This is something that has come to me today as a conversation ebbed and flowed on one of the university support group lists. On the list, the topic that was being discussed was a recent outage on one of the networks. With a good dose of “geek” being tossed about, it wasn’t really that interesting to me, but I knew enough that what was going on was really ignoreable. Later on it turned out that this outage actually caused a ripple effect in it’s patching and it brought down the access to one of the commonly used elearning systems on campus. This is something that may have been caught if the original patching was careful, but it seems to me that (without really knowing what is the true story) elearning systems are not on the top of the information technology admin/support priority list (unless it’s directly mandated by their position). This is the second time in as many weeks that the IT support people on campus have had not one clue with regards to the elearning systems that students rely on.
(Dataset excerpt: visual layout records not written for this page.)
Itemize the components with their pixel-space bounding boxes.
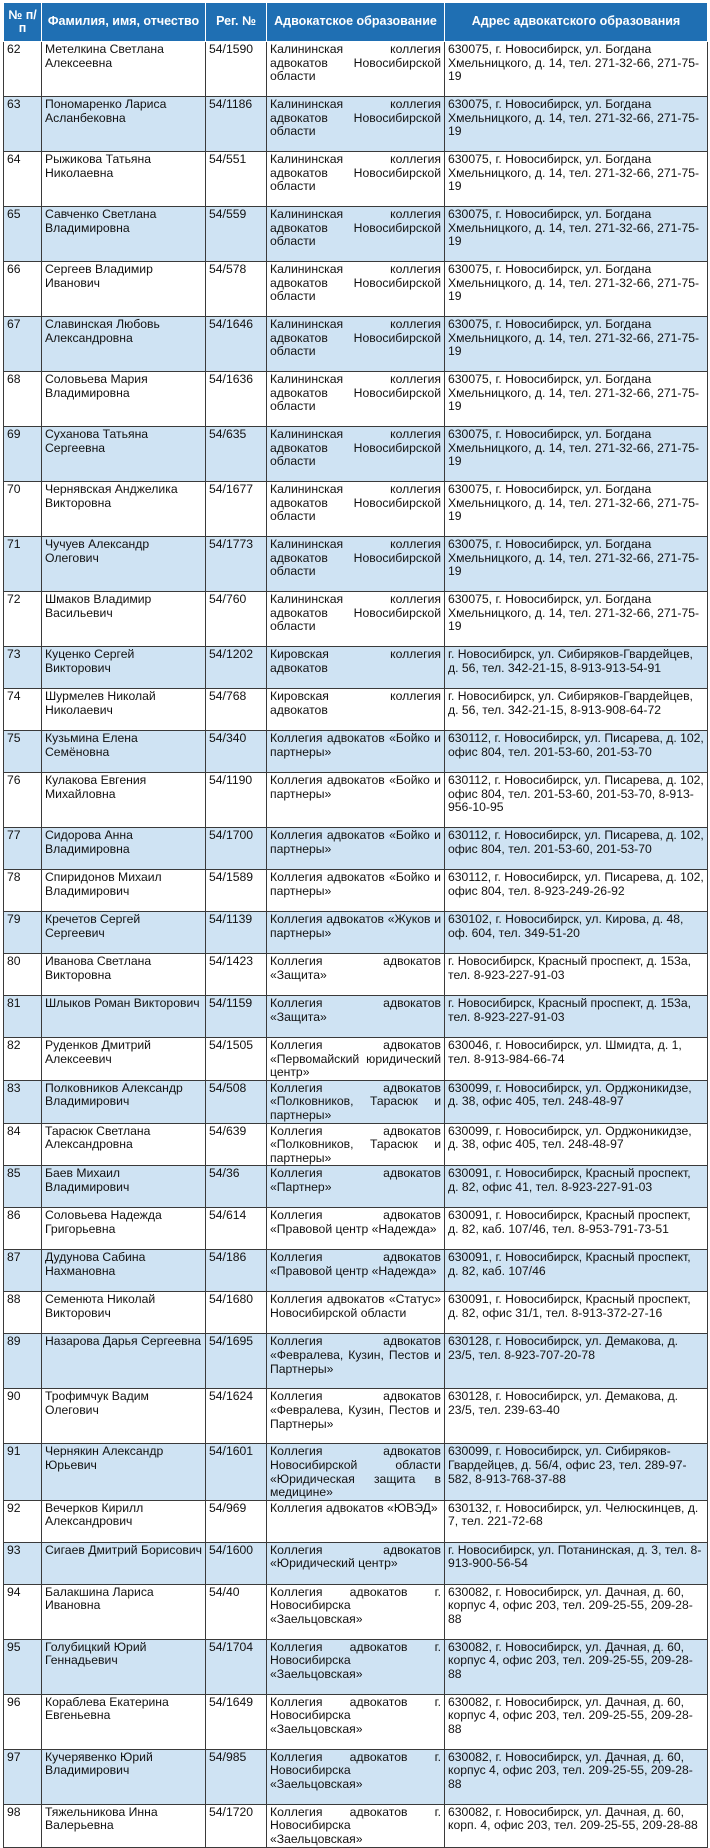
row-number: 71 (4, 537, 42, 592)
row-number: 76 (4, 773, 42, 828)
table-row (4, 870, 708, 912)
row-number: 83 (4, 1080, 42, 1123)
table-row (4, 537, 708, 592)
row-number: 98 (4, 1804, 42, 1847)
row-number: 96 (4, 1694, 42, 1749)
bar-address: 630091, г. Новосибирск, Красный проспект, д. 82, каб. 107/46 (445, 1250, 708, 1292)
row-number: 72 (4, 592, 42, 647)
bar-address: 630075, г. Новосибирск, ул. Богдана Хмельницкого, д. 14, тел. 271-32-66, 271-75-19 (445, 207, 708, 262)
row-number: 93 (4, 1542, 42, 1584)
bar-address: 630075, г. Новосибирск, ул. Богдана Хмельницкого, д. 14, тел. 271-32-66, 271-75-19 (445, 262, 708, 317)
full-name: Трофимчук Вадим Олегович (42, 1389, 206, 1444)
bar-address: 630075, г. Новосибирск, ул. Богдана Хмельницкого, д. 14, тел. 271-32-66, 271-75-19 (445, 152, 708, 207)
bar-association: Коллегия адвокатов «Бойко и партнеры» (267, 731, 445, 773)
bar-association: Коллегия адвокатов «ЮВЭД» (267, 1500, 445, 1542)
full-name: Голубицкий Юрий Геннадьевич (42, 1639, 206, 1694)
table-row (4, 317, 708, 372)
reg-number: 54/340 (206, 731, 267, 773)
bar-address: г. Новосибирск, Красный проспект, д. 153а, тел. 8-923-227-91-03 (445, 996, 708, 1038)
reg-number: 54/1505 (206, 1038, 267, 1081)
table-row (4, 1334, 708, 1389)
row-number: 64 (4, 152, 42, 207)
bar-association: Коллегия адвокатов «Февралева, Кузин, Пестов и Партнеры» (267, 1389, 445, 1444)
reg-number: 54/1636 (206, 372, 267, 427)
bar-address: 630128, г. Новосибирск, ул. Демакова, д. 23/5, тел. 239-63-40 (445, 1389, 708, 1444)
row-number: 82 (4, 1038, 42, 1081)
bar-association: Калининская коллегия адвокатов Новосибирской области (267, 42, 445, 97)
bar-address: г. Новосибирск, ул. Потанинская, д. 3, тел. 8-913-900-56-54 (445, 1542, 708, 1584)
table-row (4, 1080, 708, 1123)
bar-association: Коллегия адвокатов «Полковников, Тарасюк и партнеры» (267, 1080, 445, 1123)
table-row (4, 1166, 708, 1208)
advocates-table (3, 2, 708, 1848)
reg-number: 54/1680 (206, 1292, 267, 1334)
row-number: 69 (4, 427, 42, 482)
row-number: 97 (4, 1749, 42, 1804)
table-row (4, 207, 708, 262)
bar-association: Коллегия адвокатов «Полковников, Тарасюк и партнеры» (267, 1123, 445, 1166)
reg-number: 54/551 (206, 152, 267, 207)
bar-association: Калининская коллегия адвокатов Новосибирской области (267, 372, 445, 427)
reg-number: 54/1159 (206, 996, 267, 1038)
bar-address: 630128, г. Новосибирск, ул. Демакова, д. 23/5, тел. 8-923-707-20-78 (445, 1334, 708, 1389)
reg-number: 54/1139 (206, 912, 267, 954)
reg-number: 54/186 (206, 1250, 267, 1292)
reg-number: 54/40 (206, 1584, 267, 1639)
bar-association: Калининская коллегия адвокатов Новосибирской области (267, 152, 445, 207)
full-name: Соловьева Надежда Григорьевна (42, 1208, 206, 1250)
reg-number: 54/508 (206, 1080, 267, 1123)
row-number: 87 (4, 1250, 42, 1292)
full-name: Суханова Татьяна Сергеевна (42, 427, 206, 482)
header-reg: Рег. № (206, 3, 267, 42)
row-number: 88 (4, 1292, 42, 1334)
full-name: Пономаренко Лариса Асланбековна (42, 97, 206, 152)
table-row (4, 1444, 708, 1500)
reg-number: 54/36 (206, 1166, 267, 1208)
reg-number: 54/1601 (206, 1444, 267, 1500)
row-number: 65 (4, 207, 42, 262)
table-row (4, 773, 708, 828)
full-name: Иванова Светлана Викторовна (42, 954, 206, 996)
full-name: Сидорова Анна Владимировна (42, 828, 206, 870)
bar-address: г. Новосибирск, ул. Сибиряков-Гвардейцев, д. 56, тел. 342-21-15, 8-913-913-54-91 (445, 647, 708, 689)
row-number: 92 (4, 1500, 42, 1542)
full-name: Баев Михаил Владимирович (42, 1166, 206, 1208)
bar-address: 630075, г. Новосибирск, ул. Богдана Хмельницкого, д. 14, тел. 271-32-66, 271-75-19 (445, 372, 708, 427)
bar-association: Коллегия адвокатов г. Новосибирска «Заельцовская» (267, 1639, 445, 1694)
header-name: Фамилия, имя, отчество (42, 3, 206, 42)
full-name: Куценко Сергей Викторович (42, 647, 206, 689)
bar-association: Коллегия адвокатов Новосибирской области «Юридическая защита в медицине» (267, 1444, 445, 1500)
bar-association: Коллегия адвокатов «Первомайский юридический центр» (267, 1038, 445, 1081)
reg-number: 54/578 (206, 262, 267, 317)
full-name: Кузьмина Елена Семёновна (42, 731, 206, 773)
bar-address: 630112, г. Новосибирск, ул. Писарева, д. 102, офис 804, тел. 8-923-249-26-92 (445, 870, 708, 912)
bar-association: Калининская коллегия адвокатов Новосибирской области (267, 482, 445, 537)
full-name: Назарова Дарья Сергеевна (42, 1334, 206, 1389)
reg-number: 54/1624 (206, 1389, 267, 1444)
full-name: Кречетов Сергей Сергеевич (42, 912, 206, 954)
bar-address: 630099, г. Новосибирск, ул. Орджоникидзе, д. 38, офис 405, тел. 248-48-97 (445, 1123, 708, 1166)
table-row (4, 1250, 708, 1292)
bar-association: Коллегия адвокатов «Правовой центр «Надежда» (267, 1208, 445, 1250)
bar-address: 630102, г. Новосибирск, ул. Кирова, д. 48, оф. 604, тел. 349-51-20 (445, 912, 708, 954)
table-row (4, 1038, 708, 1081)
bar-association: Коллегия адвокатов «Бойко и партнеры» (267, 870, 445, 912)
bar-association: Коллегия адвокатов «Февралева, Кузин, Пестов и Партнеры» (267, 1334, 445, 1389)
bar-association: Кировская коллегия адвокатов (267, 647, 445, 689)
bar-association: Калининская коллегия адвокатов Новосибирской области (267, 317, 445, 372)
table-row (4, 689, 708, 731)
reg-number: 54/1704 (206, 1639, 267, 1694)
bar-address: 630082, г. Новосибирск, ул. Дачная, д. 60, корпус 4, офис 203, тел. 209-25-55, 209-28-88 (445, 1749, 708, 1804)
full-name: Руденков Дмитрий Алексеевич (42, 1038, 206, 1081)
row-number: 91 (4, 1444, 42, 1500)
reg-number: 54/969 (206, 1500, 267, 1542)
full-name: Спиридонов Михаил Владимирович (42, 870, 206, 912)
full-name: Полковников Александр Владимирович (42, 1080, 206, 1123)
full-name: Славинская Любовь Александровна (42, 317, 206, 372)
bar-association: Коллегия адвокатов «Статус» Новосибирской области (267, 1292, 445, 1334)
table-row (4, 372, 708, 427)
table-row (4, 482, 708, 537)
bar-address: 630082, г. Новосибирск, ул. Дачная, д. 60, корпус 4, офис 203, тел. 209-25-55, 209-28-88 (445, 1639, 708, 1694)
bar-address: 630112, г. Новосибирск, ул. Писарева, д. 102, офис 804, тел. 201-53-60, 201-53-70, 8-913-956-10-95 (445, 773, 708, 828)
row-number: 62 (4, 42, 42, 97)
row-number: 85 (4, 1166, 42, 1208)
full-name: Дудунова Сабина Нахмановна (42, 1250, 206, 1292)
full-name: Савченко Светлана Владимировна (42, 207, 206, 262)
table-row (4, 1694, 708, 1749)
bar-address: 630082, г. Новосибирск, ул. Дачная, д. 60, корп. 4, офис 203, тел. 209-25-55, 209-28-88 (445, 1804, 708, 1847)
bar-address: 630091, г. Новосибирск, Красный проспект, д. 82, каб. 107/46, тел. 8-953-791-73-51 (445, 1208, 708, 1250)
full-name: Метелкина Светлана Алексеевна (42, 42, 206, 97)
reg-number: 54/1600 (206, 1542, 267, 1584)
bar-address: 630075, г. Новосибирск, ул. Богдана Хмельницкого, д. 14, тел. 271-32-66, 271-75-19 (445, 42, 708, 97)
bar-address: 630046, г. Новосибирск, ул. Шмидта, д. 1, тел. 8-913-984-66-74 (445, 1038, 708, 1081)
reg-number: 54/768 (206, 689, 267, 731)
bar-association: Коллегия адвокатов «Правовой центр «Надежда» (267, 1250, 445, 1292)
table-row (4, 1292, 708, 1334)
reg-number: 54/985 (206, 1749, 267, 1804)
full-name: Чернявская Анджелика Викторовна (42, 482, 206, 537)
reg-number: 54/760 (206, 592, 267, 647)
bar-association: Калининская коллегия адвокатов Новосибирской области (267, 207, 445, 262)
table-row (4, 42, 708, 97)
bar-association: Коллегия адвокатов г. Новосибирска «Заельцовская» (267, 1804, 445, 1847)
table-row (4, 954, 708, 996)
row-number: 81 (4, 996, 42, 1038)
table-row (4, 828, 708, 870)
bar-association: Коллегия адвокатов «Жуков и партнеры» (267, 912, 445, 954)
bar-address: 630082, г. Новосибирск, ул. Дачная, д. 60, корпус 4, офис 203, тел. 209-25-55, 209-28-88 (445, 1694, 708, 1749)
table-row (4, 912, 708, 954)
reg-number: 54/639 (206, 1123, 267, 1166)
reg-number: 54/1695 (206, 1334, 267, 1389)
bar-association: Коллегия адвокатов г. Новосибирска «Заельцовская» (267, 1694, 445, 1749)
bar-association: Коллегия адвокатов «Бойко и партнеры» (267, 828, 445, 870)
reg-number: 54/614 (206, 1208, 267, 1250)
table-row (4, 1500, 708, 1542)
full-name: Семенюта Николай Викторович (42, 1292, 206, 1334)
table-row (4, 1749, 708, 1804)
reg-number: 54/559 (206, 207, 267, 262)
row-number: 89 (4, 1334, 42, 1389)
header-num: № п/п (4, 3, 42, 42)
bar-address: 630099, г. Новосибирск, ул. Сибиряков-Гвардейцев, д. 56/4, офис 23, тел. 289-97-582, 8-913-768-37-88 (445, 1444, 708, 1500)
bar-address: 630075, г. Новосибирск, ул. Богдана Хмельницкого, д. 14, тел. 271-32-66, 271-75-19 (445, 537, 708, 592)
bar-association: Калининская коллегия адвокатов Новосибирской области (267, 592, 445, 647)
bar-association: Коллегия адвокатов «Бойко и партнеры» (267, 773, 445, 828)
reg-number: 54/1646 (206, 317, 267, 372)
row-number: 77 (4, 828, 42, 870)
row-number: 79 (4, 912, 42, 954)
header-address: Адрес адвокатского образования (445, 3, 708, 42)
table-header (4, 3, 708, 42)
table-row (4, 731, 708, 773)
table-row (4, 1208, 708, 1250)
full-name: Кучерявенко Юрий Владимирович (42, 1749, 206, 1804)
header-row (4, 3, 708, 42)
bar-address: 630091, г. Новосибирск, Красный проспект, д. 82, офис 41, тел. 8-923-227-91-03 (445, 1166, 708, 1208)
full-name: Шлыков Роман Викторович (42, 996, 206, 1038)
full-name: Тарасюк Светлана Александровна (42, 1123, 206, 1166)
bar-address: 630075, г. Новосибирск, ул. Богдана Хмельницкого, д. 14, тел. 271-32-66, 271-75-19 (445, 97, 708, 152)
bar-association: Коллегия адвокатов «Защита» (267, 996, 445, 1038)
table-body (4, 42, 708, 1848)
row-number: 66 (4, 262, 42, 317)
table-row (4, 1804, 708, 1847)
row-number: 75 (4, 731, 42, 773)
row-number: 68 (4, 372, 42, 427)
row-number: 95 (4, 1639, 42, 1694)
bar-association: Коллегия адвокатов г. Новосибирска «Заельцовская» (267, 1749, 445, 1804)
bar-address: 630082, г. Новосибирск, ул. Дачная, д. 60, корпус 4, офис 203, тел. 209-25-55, 209-28-88 (445, 1584, 708, 1639)
full-name: Балакшина Лариса Ивановна (42, 1584, 206, 1639)
full-name: Чернякин Александр Юрьевич (42, 1444, 206, 1500)
reg-number: 54/635 (206, 427, 267, 482)
table-row (4, 427, 708, 482)
table-row (4, 152, 708, 207)
bar-association: Кировская коллегия адвокатов (267, 689, 445, 731)
row-number: 73 (4, 647, 42, 689)
full-name: Тяжельникова Инна Валерьевна (42, 1804, 206, 1847)
reg-number: 54/1589 (206, 870, 267, 912)
row-number: 74 (4, 689, 42, 731)
row-number: 90 (4, 1389, 42, 1444)
bar-association: Калининская коллегия адвокатов Новосибирской области (267, 97, 445, 152)
bar-address: 630075, г. Новосибирск, ул. Богдана Хмельницкого, д. 14, тел. 271-32-66, 271-75-19 (445, 482, 708, 537)
table-row (4, 1542, 708, 1584)
full-name: Вечерков Кирилл Александрович (42, 1500, 206, 1542)
table-row (4, 996, 708, 1038)
reg-number: 54/1190 (206, 773, 267, 828)
reg-number: 54/1202 (206, 647, 267, 689)
table-row (4, 262, 708, 317)
bar-address: 630099, г. Новосибирск, ул. Орджоникидзе, д. 38, офис 405, тел. 248-48-97 (445, 1080, 708, 1123)
reg-number: 54/1720 (206, 1804, 267, 1847)
full-name: Сигаев Дмитрий Борисович (42, 1542, 206, 1584)
bar-address: 630091, г. Новосибирск, Красный проспект, д. 82, офис 31/1, тел. 8-913-372-27-16 (445, 1292, 708, 1334)
bar-association: Калининская коллегия адвокатов Новосибирской области (267, 537, 445, 592)
bar-association: Коллегия адвокатов «Юридический центр» (267, 1542, 445, 1584)
bar-address: 630075, г. Новосибирск, ул. Богдана Хмельницкого, д. 14, тел. 271-32-66, 271-75-19 (445, 427, 708, 482)
bar-address: г. Новосибирск, Красный проспект, д. 153а, тел. 8-923-227-91-03 (445, 954, 708, 996)
bar-association: Калининская коллегия адвокатов Новосибирской области (267, 262, 445, 317)
full-name: Шмаков Владимир Васильевич (42, 592, 206, 647)
bar-address: 630075, г. Новосибирск, ул. Богдана Хмельницкого, д. 14, тел. 271-32-66, 271-75-19 (445, 317, 708, 372)
reg-number: 54/1773 (206, 537, 267, 592)
full-name: Сергеев Владимир Иванович (42, 262, 206, 317)
full-name: Шурмелев Николай Николаевич (42, 689, 206, 731)
full-name: Соловьева Мария Владимировна (42, 372, 206, 427)
bar-address: 630075, г. Новосибирск, ул. Богдана Хмельницкого, д. 14, тел. 271-32-66, 271-75-19 (445, 592, 708, 647)
row-number: 70 (4, 482, 42, 537)
full-name: Рыжикова Татьяна Николаевна (42, 152, 206, 207)
reg-number: 54/1186 (206, 97, 267, 152)
bar-association: Коллегия адвокатов «Защита» (267, 954, 445, 996)
reg-number: 54/1423 (206, 954, 267, 996)
row-number: 94 (4, 1584, 42, 1639)
full-name: Кораблева Екатерина Евгеньевна (42, 1694, 206, 1749)
row-number: 78 (4, 870, 42, 912)
header-org: Адвокатское образование (267, 3, 445, 42)
reg-number: 54/1590 (206, 42, 267, 97)
table-row (4, 647, 708, 689)
table-row (4, 1584, 708, 1639)
reg-number: 54/1700 (206, 828, 267, 870)
table-row (4, 1639, 708, 1694)
full-name: Кулакова Евгения Михайловна (42, 773, 206, 828)
bar-association: Коллегия адвокатов г. Новосибирска «Заельцовская» (267, 1584, 445, 1639)
bar-association: Коллегия адвокатов «Партнер» (267, 1166, 445, 1208)
bar-address: г. Новосибирск, ул. Сибиряков-Гвардейцев, д. 56, тел. 342-21-15, 8-913-908-64-72 (445, 689, 708, 731)
row-number: 80 (4, 954, 42, 996)
bar-association: Калининская коллегия адвокатов Новосибирской области (267, 427, 445, 482)
full-name: Чучуев Александр Олегович (42, 537, 206, 592)
bar-address: 630132, г. Новосибирск, ул. Челюскинцев, д. 7, тел. 221-72-68 (445, 1500, 708, 1542)
table-row (4, 97, 708, 152)
table-row (4, 1123, 708, 1166)
table-row (4, 592, 708, 647)
table-row (4, 1389, 708, 1444)
row-number: 67 (4, 317, 42, 372)
reg-number: 54/1677 (206, 482, 267, 537)
bar-address: 630112, г. Новосибирск, ул. Писарева, д. 102, офис 804, тел. 201-53-60, 201-53-70 (445, 731, 708, 773)
row-number: 86 (4, 1208, 42, 1250)
row-number: 84 (4, 1123, 42, 1166)
row-number: 63 (4, 97, 42, 152)
reg-number: 54/1649 (206, 1694, 267, 1749)
bar-address: 630112, г. Новосибирск, ул. Писарева, д. 102, офис 804, тел. 201-53-60, 201-53-70 (445, 828, 708, 870)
The second part of this observation was when I was working with a fellow IDer over email and while the ID conversation was going fine, the IT terms that came up were just blowing over the top of my colleague’s head. Some of these issues were likely due more to a lack of knowledge with regards to the platforms that were being discussed.
So what do these two points have in common – other than some degree of overspecialization at best (arrogance/ignorance at worst in similar cases) – ? I think it’s a lack of a shared vocabulary (something that I was talking with some instructors about yesterday when they were wondering why students were having trouble with a given concept) that is creating the gap.
Some of this is important because it shows how instructional technology and information technology are indeed starting differentiating (just like there are LAN Admins who are different from Database Admins in the info tech world), but it is disturbing because if there is nobody who can stand with a finger in both pies, many of the technology integration projects out there are going to fall to info tech people with little instructional technology or info tech implementations that are going to fall into the perview of instructional people.
A bit of a rant, so I’ll clean it up as I get the time and clear my head.
By the by, has anyone else noticed that WP’s new editor doesn’t allow spell checking on the visual tab? You have to go to the code view to see it. I also noticed that I suddenly got tools on the visual editor that weren’t there last night.